For a moment I thought I have lost my passion for birds. As a matter of fact, my wife has been urging me (almost to a point of desperation, I think) to go out and do some birding. The lack of exciting avian news probably contributed to my uncharacteristic reluctance to pursue my hobby. Or maybe I'm just getting too old for this??? Heaven forbid!!
(On a side note: As I drove through the entrance of Sante Fe Dam, the young lady who mans the booth only charged me half the entrance fee because I am a "senior citizen". And then at lunch, I went to El Pollo Loco and ordered a 2-piece combo to go. I was surprised when the cashier gave me more change from the twenty-dollar bill I gave her than I expected. Looking at the receipt, I noticed that she gave me a senior discount as well without me asking for it. And when I got home, lo and behold I got three pieces of chicken instead of two! I am not "yet" a senior citizen, I just look like one. And maybe that is a good thing.)
Anyway...Finally there were some report of unusual sightings at the Santa Fe Dam in Irwindale. So, Monday morning despite the kooky weather - it would be bright and sunny one moment then there would be thunder and drizzling the next, then sunny again, then gloomy -(Was I in the tropics??) I visited the place. I birded the usual spots and saw the usual birds. The numerous species listed in the report were nowhere to be found. I searched high and low and still could not locate the Clay-colored Sparrow and the Solitary Sandpiper (my new nemesis bird), both would-be lifers for me. After four hours of fruitless pursuit and gallons of sweat - it was humid even when it was drizzling - I called it a day. It was not a total disaster as I saw some neat birds, only they were not new to me.
That night I emailed the birder who posted the Santa Fe Dam sightings and requested for specific directions. Andrew Lee replied with a very detailed description of how to get to his birding site.
Wednesday morning, I was back at Santa Fe Dam. I wasted no time hitting the trail that Andrew mentioned. And according to his description, as soon as the grass became greener, the place became birdier. (And I thought it was just a cliche). Sparrows were flying back and forth across the trail, most of which were Song Sparrows, with a few Lincoln's thrown in. But no Clay-colored.
Part of the trail had some water and mud and as I contemplated whether to go through it or not, I was startled by a flash of red on my left. I turned and almost came face to face with an Orange Bishop (the official name actually is Northern Red Bishop). Woohoo! This lovely species gave me and my wife (and then me and my friend, Tom Starcic also) such a hard time at the Eaton Canyon Wash. I have given up hope of ever getting a good picture of this colorful exotic bird. And now, this was redemption!
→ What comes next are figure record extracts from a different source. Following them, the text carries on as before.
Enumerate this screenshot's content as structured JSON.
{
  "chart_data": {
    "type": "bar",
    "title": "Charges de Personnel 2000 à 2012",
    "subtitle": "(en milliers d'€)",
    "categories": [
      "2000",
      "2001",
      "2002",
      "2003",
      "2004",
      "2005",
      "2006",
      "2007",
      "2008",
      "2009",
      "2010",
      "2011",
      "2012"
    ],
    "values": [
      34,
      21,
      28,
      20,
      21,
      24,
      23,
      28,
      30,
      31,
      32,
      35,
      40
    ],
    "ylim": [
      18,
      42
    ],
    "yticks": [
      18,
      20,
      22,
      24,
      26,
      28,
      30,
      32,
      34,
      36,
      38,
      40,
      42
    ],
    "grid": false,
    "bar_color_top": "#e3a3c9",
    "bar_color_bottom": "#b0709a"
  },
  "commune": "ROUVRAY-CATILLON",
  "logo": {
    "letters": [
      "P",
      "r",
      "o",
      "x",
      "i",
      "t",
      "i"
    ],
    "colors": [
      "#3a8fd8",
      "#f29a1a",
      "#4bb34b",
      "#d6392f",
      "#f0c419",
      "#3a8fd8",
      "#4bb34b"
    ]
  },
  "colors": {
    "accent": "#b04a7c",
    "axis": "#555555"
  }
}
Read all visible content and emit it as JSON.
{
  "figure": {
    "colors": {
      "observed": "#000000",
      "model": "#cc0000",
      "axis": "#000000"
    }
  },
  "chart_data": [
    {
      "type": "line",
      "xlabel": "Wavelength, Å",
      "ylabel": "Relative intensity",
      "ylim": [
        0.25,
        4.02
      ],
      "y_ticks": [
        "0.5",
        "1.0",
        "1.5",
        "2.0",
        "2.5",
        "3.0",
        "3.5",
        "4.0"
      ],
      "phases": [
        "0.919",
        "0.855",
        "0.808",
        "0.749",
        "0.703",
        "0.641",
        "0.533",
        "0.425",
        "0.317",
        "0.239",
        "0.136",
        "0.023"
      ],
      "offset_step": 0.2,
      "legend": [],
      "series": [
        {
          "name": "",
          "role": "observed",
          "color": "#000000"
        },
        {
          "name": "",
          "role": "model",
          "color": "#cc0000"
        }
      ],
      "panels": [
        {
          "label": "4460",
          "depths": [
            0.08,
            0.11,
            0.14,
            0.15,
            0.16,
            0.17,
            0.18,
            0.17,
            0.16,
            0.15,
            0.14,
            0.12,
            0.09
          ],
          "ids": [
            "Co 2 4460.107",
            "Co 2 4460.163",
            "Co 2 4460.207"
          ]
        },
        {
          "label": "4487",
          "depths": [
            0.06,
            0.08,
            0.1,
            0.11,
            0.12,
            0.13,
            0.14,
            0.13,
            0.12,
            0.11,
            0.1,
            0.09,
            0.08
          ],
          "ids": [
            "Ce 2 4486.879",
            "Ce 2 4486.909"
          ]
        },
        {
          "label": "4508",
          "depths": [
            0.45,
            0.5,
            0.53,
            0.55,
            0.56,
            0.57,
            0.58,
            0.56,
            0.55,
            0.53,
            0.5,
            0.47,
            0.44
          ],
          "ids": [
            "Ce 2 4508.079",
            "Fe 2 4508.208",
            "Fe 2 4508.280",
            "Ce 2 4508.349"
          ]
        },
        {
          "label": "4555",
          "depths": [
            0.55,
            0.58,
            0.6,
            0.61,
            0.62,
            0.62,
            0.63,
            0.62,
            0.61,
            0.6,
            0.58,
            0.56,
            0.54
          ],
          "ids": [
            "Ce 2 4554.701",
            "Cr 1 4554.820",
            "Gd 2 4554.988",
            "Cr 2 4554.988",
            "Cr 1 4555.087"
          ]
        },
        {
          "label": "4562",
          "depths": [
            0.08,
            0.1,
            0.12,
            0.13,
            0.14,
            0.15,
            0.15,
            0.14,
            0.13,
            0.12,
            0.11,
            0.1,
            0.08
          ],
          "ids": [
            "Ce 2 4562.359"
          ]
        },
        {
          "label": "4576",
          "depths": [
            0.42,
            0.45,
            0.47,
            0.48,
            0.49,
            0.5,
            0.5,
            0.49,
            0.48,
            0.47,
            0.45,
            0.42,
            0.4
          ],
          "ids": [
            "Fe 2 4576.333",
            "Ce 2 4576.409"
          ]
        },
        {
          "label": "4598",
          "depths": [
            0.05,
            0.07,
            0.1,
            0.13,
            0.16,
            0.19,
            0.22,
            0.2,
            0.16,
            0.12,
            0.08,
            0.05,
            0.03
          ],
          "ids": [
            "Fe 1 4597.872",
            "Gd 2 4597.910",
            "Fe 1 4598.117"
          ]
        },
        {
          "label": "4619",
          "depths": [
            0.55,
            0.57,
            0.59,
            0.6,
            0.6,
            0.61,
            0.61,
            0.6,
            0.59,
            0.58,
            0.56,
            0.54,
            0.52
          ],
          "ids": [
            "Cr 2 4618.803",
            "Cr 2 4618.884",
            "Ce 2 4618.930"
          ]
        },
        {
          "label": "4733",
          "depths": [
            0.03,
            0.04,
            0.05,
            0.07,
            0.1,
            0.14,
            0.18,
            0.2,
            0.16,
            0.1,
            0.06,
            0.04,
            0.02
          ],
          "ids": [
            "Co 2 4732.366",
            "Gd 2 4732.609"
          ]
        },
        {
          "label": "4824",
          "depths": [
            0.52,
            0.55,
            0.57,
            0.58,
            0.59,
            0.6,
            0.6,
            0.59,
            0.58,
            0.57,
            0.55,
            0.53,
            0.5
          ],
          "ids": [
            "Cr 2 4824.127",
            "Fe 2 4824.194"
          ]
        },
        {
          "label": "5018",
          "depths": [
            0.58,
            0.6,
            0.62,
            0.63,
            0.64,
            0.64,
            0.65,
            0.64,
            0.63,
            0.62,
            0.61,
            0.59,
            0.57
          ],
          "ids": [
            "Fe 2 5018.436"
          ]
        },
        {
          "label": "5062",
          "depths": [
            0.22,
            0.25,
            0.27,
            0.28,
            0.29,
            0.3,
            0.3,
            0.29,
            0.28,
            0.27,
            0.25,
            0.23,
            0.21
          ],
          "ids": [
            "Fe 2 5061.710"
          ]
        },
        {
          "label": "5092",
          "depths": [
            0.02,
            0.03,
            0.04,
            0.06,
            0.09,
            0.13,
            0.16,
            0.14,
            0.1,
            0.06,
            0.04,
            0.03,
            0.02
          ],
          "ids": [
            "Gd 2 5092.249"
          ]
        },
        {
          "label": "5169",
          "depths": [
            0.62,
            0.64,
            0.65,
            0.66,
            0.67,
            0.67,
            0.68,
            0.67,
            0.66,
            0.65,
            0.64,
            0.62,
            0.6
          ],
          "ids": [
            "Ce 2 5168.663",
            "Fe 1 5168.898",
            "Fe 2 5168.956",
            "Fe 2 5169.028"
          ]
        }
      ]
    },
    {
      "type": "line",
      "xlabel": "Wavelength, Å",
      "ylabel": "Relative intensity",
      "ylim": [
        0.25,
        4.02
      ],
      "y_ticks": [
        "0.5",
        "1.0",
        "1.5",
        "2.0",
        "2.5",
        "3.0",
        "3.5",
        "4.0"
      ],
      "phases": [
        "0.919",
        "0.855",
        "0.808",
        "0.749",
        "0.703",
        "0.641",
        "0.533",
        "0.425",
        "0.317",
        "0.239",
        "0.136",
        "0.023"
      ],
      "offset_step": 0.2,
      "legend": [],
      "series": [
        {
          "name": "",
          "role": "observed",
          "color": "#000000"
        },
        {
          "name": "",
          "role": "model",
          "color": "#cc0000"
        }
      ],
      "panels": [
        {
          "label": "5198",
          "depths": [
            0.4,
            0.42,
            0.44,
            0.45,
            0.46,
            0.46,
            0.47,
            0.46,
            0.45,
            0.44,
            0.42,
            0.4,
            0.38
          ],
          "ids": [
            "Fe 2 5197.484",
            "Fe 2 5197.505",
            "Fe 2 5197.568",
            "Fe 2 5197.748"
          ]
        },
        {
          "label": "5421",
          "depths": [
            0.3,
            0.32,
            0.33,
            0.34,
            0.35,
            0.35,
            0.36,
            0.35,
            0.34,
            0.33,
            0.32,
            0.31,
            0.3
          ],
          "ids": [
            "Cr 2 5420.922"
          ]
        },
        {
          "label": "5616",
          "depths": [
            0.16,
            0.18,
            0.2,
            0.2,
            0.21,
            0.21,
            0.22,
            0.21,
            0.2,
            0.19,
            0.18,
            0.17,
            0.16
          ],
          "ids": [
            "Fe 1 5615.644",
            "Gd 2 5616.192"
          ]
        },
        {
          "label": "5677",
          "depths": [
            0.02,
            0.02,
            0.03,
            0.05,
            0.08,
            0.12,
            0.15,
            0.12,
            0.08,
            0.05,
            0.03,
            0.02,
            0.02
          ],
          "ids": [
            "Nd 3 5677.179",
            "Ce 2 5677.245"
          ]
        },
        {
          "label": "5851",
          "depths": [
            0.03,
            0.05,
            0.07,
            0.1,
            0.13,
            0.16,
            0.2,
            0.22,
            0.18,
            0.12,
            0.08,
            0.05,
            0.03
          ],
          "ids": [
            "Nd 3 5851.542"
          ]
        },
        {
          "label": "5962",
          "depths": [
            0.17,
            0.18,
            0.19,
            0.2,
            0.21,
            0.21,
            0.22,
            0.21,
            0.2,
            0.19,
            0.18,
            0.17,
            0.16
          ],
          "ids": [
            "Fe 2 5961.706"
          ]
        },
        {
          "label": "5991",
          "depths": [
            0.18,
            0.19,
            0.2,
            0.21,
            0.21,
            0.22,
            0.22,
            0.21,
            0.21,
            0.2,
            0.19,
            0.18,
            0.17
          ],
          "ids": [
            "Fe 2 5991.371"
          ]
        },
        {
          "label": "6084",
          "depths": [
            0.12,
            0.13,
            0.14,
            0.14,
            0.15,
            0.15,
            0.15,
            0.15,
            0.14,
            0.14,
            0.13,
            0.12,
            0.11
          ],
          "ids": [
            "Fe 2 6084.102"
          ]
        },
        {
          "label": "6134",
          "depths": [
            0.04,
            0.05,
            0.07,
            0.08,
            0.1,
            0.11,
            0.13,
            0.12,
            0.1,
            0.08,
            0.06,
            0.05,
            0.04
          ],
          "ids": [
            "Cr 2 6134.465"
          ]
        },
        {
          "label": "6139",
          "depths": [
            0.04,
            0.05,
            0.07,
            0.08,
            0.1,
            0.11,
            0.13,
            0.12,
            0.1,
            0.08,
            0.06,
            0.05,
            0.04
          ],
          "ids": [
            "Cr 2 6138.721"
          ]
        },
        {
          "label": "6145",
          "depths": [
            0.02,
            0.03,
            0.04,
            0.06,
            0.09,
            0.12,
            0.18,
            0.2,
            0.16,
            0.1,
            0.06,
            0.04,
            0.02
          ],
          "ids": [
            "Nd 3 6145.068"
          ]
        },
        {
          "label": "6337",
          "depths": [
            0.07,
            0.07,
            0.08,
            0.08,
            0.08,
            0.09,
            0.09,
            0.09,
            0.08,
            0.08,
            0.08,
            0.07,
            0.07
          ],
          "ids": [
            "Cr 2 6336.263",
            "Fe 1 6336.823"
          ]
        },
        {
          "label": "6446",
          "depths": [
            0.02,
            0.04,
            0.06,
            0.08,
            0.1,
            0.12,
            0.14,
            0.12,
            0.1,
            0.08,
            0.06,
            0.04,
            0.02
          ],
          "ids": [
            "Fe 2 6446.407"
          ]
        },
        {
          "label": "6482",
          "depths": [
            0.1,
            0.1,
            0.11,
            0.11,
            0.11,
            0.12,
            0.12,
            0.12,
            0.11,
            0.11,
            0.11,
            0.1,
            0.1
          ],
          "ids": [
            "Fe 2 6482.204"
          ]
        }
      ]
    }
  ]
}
At about 9 am, the temperature climbed unbelievably high. Birds were now by the patch of water and started to bathe. Throngs of Song Sparrows dominated the refreshing pool. Some Savannah Sparrows joined in as well. Still no Clay-colored. Then one of the Savannahs started chasing a sparrow-like bird with a bright red beak. The distraught tiny brown bird landed on a branch not too far from me and as I gave it a good look, I knew that I just had my 79th lifer for the year. It was another exotic bird - a female Pin-tailed Whydah (aka Widow).
Having had my fill of exotics, I traversed the muddy trail to where the "pond" was and where hopefully, the Solitary Sandpiper still hangs. Except for scads of Killdeer, no sandpiper of any kind was present.
Now soaking in sweat, I thought it wise to turn back and just count my blessings with at least one lifer and a close encounter with a feathered bishop.